Why did "My Two Dads" struggle while "Full House" succeeded?
In 1987, two sitcoms with relatively similar premises, one on NBC, the other on ABC, premiered. While one limped along for three years, the other became a hit. Yet, as is often the case in TV history, the one that became the hit wasn't necessarily the better of the two shows.
To put things into proper perspective, NBC's My Two Dads, which premiered on September 20 of that year, featured Paul Reiser and Greg Evigan as two men who have to live together to raise Nicole (Staci Keanan), the daughter of the now-dead woman they both slept with at the behest of a judge (Florence Stanley).
Despite the improbability of the premise and the overall mediocrity of its execution, powerful competition on CBS from the 9th ranked Murder, She Wrote and its erratic scheduling on top of that, it still managed to rank 21st place for the year, even outranking Day By Day, the show it alternated the coveted post-Family Ties time slot with but could only muster 43rd place; Family Ties came in 17th. But Day By Day was from the same producers as Family Ties, which gave it the advantage at renewal time; it made the fall schedule while My Two Dads had to wait until mid-season to come back.
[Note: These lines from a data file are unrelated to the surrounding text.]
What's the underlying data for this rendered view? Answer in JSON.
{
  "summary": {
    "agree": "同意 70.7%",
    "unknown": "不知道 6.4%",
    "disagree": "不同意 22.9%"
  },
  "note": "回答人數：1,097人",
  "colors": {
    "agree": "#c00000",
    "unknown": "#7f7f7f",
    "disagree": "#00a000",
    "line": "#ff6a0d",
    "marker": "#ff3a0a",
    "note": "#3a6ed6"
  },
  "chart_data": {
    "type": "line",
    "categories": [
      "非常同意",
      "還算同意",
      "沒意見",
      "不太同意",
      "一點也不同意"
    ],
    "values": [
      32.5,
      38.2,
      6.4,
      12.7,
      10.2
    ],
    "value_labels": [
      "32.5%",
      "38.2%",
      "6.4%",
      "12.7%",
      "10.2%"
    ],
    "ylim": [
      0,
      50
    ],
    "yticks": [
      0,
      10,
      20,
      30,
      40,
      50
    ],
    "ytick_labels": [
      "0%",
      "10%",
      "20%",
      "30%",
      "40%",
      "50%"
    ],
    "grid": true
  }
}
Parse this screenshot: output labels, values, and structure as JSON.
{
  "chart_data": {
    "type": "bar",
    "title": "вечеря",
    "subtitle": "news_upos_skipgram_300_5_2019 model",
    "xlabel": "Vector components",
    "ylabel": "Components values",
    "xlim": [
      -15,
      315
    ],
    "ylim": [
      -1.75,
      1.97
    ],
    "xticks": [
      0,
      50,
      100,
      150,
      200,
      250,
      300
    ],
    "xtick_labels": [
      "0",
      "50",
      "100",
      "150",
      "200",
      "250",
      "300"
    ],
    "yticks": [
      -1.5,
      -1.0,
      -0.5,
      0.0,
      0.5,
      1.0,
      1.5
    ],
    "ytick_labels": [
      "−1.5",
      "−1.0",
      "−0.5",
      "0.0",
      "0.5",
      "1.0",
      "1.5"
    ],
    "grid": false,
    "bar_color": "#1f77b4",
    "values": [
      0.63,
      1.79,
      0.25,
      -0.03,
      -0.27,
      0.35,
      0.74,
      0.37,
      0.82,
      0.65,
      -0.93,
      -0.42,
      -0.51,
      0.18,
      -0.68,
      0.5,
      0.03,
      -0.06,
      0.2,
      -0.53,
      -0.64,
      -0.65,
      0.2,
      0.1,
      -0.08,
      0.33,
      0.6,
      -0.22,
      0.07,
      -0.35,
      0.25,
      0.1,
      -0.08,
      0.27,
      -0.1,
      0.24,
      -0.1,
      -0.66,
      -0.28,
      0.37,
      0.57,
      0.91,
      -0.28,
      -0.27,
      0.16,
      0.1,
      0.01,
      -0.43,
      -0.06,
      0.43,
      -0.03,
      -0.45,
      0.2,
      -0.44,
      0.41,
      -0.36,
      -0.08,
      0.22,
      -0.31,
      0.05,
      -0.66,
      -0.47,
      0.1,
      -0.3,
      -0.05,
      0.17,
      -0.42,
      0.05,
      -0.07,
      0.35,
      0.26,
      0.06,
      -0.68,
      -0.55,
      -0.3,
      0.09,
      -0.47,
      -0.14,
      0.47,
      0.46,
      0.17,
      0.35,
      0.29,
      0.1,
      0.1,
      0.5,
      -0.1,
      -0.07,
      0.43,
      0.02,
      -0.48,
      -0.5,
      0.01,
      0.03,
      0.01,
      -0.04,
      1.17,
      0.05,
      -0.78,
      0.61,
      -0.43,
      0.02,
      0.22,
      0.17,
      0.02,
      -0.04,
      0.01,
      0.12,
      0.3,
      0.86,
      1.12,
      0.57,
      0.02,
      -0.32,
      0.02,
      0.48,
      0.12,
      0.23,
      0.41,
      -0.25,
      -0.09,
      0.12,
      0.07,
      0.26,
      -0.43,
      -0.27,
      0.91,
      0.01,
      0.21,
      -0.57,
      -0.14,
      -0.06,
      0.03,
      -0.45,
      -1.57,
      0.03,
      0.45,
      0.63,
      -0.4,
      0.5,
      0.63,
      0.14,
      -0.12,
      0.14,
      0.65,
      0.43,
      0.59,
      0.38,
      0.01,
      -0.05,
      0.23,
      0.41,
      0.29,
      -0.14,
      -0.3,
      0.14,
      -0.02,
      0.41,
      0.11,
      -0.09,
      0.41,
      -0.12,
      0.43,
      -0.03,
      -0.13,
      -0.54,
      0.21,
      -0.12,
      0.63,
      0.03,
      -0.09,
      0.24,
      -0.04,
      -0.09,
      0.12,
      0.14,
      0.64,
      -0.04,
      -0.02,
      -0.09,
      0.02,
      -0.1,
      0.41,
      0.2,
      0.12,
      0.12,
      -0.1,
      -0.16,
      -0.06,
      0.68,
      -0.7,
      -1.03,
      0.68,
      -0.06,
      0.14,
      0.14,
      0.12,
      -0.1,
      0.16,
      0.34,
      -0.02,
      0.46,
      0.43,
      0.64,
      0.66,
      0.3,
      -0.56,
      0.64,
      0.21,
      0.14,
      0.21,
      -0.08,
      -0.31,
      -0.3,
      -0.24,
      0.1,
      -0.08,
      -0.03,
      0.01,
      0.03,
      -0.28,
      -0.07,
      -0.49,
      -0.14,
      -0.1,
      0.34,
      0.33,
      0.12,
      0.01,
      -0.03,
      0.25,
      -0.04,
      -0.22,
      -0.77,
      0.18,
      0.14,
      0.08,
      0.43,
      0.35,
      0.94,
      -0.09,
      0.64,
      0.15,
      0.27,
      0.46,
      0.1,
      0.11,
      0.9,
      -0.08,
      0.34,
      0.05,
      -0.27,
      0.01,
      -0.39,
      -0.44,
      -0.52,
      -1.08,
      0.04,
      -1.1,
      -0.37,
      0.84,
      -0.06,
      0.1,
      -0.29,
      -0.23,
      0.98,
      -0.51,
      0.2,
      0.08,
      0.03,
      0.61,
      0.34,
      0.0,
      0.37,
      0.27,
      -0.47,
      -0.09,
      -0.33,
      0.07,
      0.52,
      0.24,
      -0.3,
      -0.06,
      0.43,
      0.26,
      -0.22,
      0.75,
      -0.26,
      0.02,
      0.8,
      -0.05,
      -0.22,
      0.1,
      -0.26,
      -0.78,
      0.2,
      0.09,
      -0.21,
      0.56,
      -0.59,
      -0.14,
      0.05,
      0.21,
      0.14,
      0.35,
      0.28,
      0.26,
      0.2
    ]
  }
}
It did manage to make the 1989-1990 fall schedule while Day By Day ended up being cancelled the same year its more celebrated lead-in bowed out voluntarily. But by mid-season, it kept getting moved around between Wednesday and Monday, and NBC decided it was a lost cause, so they cancelled it.
Meanwhile, in its first season, Full House (the premise wasn't particularly outlandish in and of itself—a widowed dad with three daughters asks their two uncles to come live with him in San Francisco and help him raise them) ranked three whole ratings points below Webster, the show it replaced that ran for another two years in first-run syndication anyway despite still pulling better ratings in its last ABC season than Full House's first.